Jura-Cretaceous synorogenic magmatism and relations to supercontinental rifting in the northwestern U.S. Cordillera

Abstract

Changes in lithospheric composition and strength associated with rifting of the Rodinian supercontinent (ca. 780−485 Ma) served to localize Mesozoic tectonic activity in the McCall region of west-central Idaho, USA. Although discrimination diagrams support slab failure melting, ca. 150−121 Ma calcic magmatism in the Hazard Creek complex and chemically similar intrusive rocks of northeastern Oregon, USA (e.g., Cornucopia stock), is best explained by progressive loading of oceanic crust. Westward-directed thrusting across the Laurentian continental margin and adjacent island-arc terranes (Olds Ferry/Wallowa; Blue Mountains province) led to partial melting of metabasaltic source rocks at pressures and depths sufficient for garnet stability (>10 kbar, ∼35 km). Early pluton emplacement during right-oblique arc−continent collision overlapped in time with subduction zone reorganization, which involved a change in dip direction (westward to eastward) under the accreting Blue Mountains block.

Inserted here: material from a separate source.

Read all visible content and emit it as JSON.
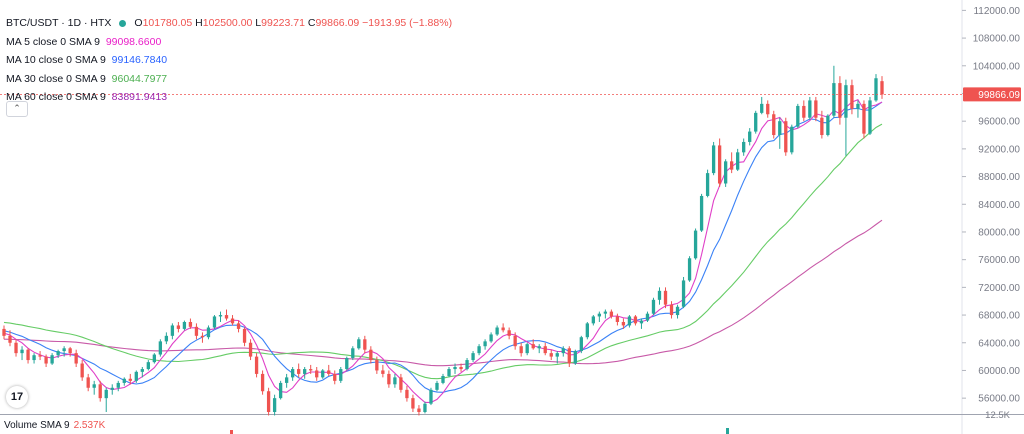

Ensuing magmatic activity predated and was concurrent with ca. 116 Ma thrust reactivation of the Wallowa/Olds Ferry boundary, which temporally overlapped with contractional deformation along the terrane−continent accretionary boundary. Later synorogenic magmatism was focused along the accretionary boundary, where rising anatectic melts were caught between the eastward-impinging/northward-migrating (obliquely colliding) terrane block and continental margin backstop (Rodinian rift architecture). Middle Cretaceous dextral transpression viewed in this manner precludes the need for an outboard “hit-and-run” collider (Insular superterrane) and thus, a post-accretion shear zone in western Idaho.